Answer
The solutions are $(\sqrt{5},5+\sqrt{5})$ and $(-\sqrt{5},5-\sqrt{5})$.
Work Step by Step
The given system is
$y=x^2+x$ ...... (1)
$y=x+5$ ...... (2)
Subtract equation (2) from equation (1).
$\Rightarrow y-y=x^2+x-(x+5)$
$\Rightarrow y-y=x^2+x-x-5$
Simplify.
$\Rightarrow 0=x^2-5$
Add $5$ to each side.
$\Rightarrow 0+5=x^2-5+5$
Simplify.
$\Rightarrow 5=x^2$
Take square root on each side.
$\Rightarrow \pm\sqrt{5}=x$
Substitute $\sqrt{5}$ for $x$ in equation (2).

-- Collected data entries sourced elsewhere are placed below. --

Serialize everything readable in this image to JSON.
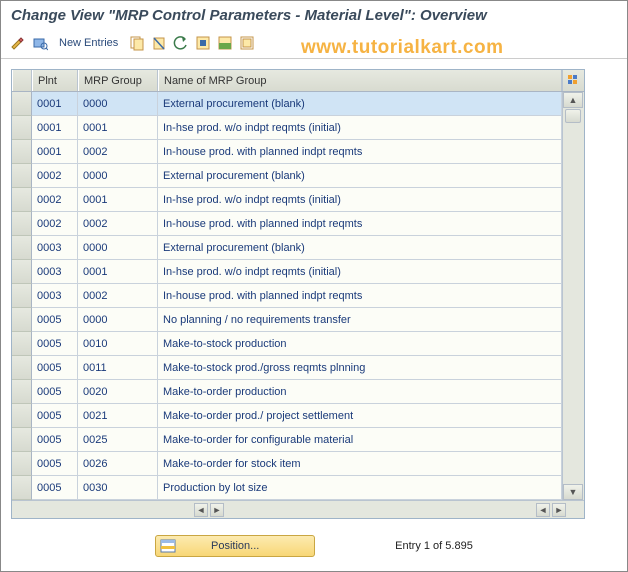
{
  "title": "Change View \"MRP Control Parameters - Material Level\": Overview",
  "toolbar": {
    "new_entries": "New Entries"
  },
  "watermark": "www.tutorialkart.com",
  "table": {
    "headers": {
      "plnt": "Plnt",
      "grp": "MRP Group",
      "name": "Name of MRP Group"
    },
    "rows": [
      {
        "plnt": "0001",
        "grp": "0000",
        "name": "External procurement             (blank)"
      },
      {
        "plnt": "0001",
        "grp": "0001",
        "name": "In-hse prod. w/o indpt reqmts (initial)"
      },
      {
        "plnt": "0001",
        "grp": "0002",
        "name": "In-house prod. with planned indpt reqmts"
      },
      {
        "plnt": "0002",
        "grp": "0000",
        "name": "External procurement             (blank)"
      },
      {
        "plnt": "0002",
        "grp": "0001",
        "name": "In-hse prod. w/o indpt reqmts (initial)"
      },
      {
        "plnt": "0002",
        "grp": "0002",
        "name": "In-house prod. with planned indpt reqmts"
      },
      {
        "plnt": "0003",
        "grp": "0000",
        "name": "External procurement             (blank)"
      },
      {
        "plnt": "0003",
        "grp": "0001",
        "name": "In-hse prod. w/o indpt reqmts (initial)"
      },
      {
        "plnt": "0003",
        "grp": "0002",
        "name": "In-house prod. with planned indpt reqmts"
      },
      {
        "plnt": "0005",
        "grp": "0000",
        "name": "No planning / no requirements transfer"
      },
      {
        "plnt": "0005",
        "grp": "0010",
        "name": "Make-to-stock production"
      },
      {
        "plnt": "0005",
        "grp": "0011",
        "name": "Make-to-stock prod./gross reqmts plnning"
      },
      {
        "plnt": "0005",
        "grp": "0020",
        "name": "Make-to-order production"
      },
      {
        "plnt": "0005",
        "grp": "0021",
        "name": "Make-to-order prod./ project settlement"
      },
      {
        "plnt": "0005",
        "grp": "0025",
        "name": "Make-to-order for configurable material"
      },
      {
        "plnt": "0005",
        "grp": "0026",
        "name": "Make-to-order for stock item"
      },
      {
        "plnt": "0005",
        "grp": "0030",
        "name": "Production by lot size"
      }
    ]
  },
  "footer": {
    "position_label": "Position...",
    "entry_text": "Entry 1 of 5.895"
  }
}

$\Rightarrow y=\sqrt{5}+5$
Simplify.
$\Rightarrow y=5+\sqrt{5}$
Substitute $-\sqrt{5}$ for $x$ in equation (2).
$\Rightarrow y=-\sqrt{5}+5$
Simplify.
$\Rightarrow y=5-\sqrt{5}$
Hence, the solutions are $(\sqrt{5},5+\sqrt{5})$ and $(-\sqrt{5},5-\sqrt{5})$.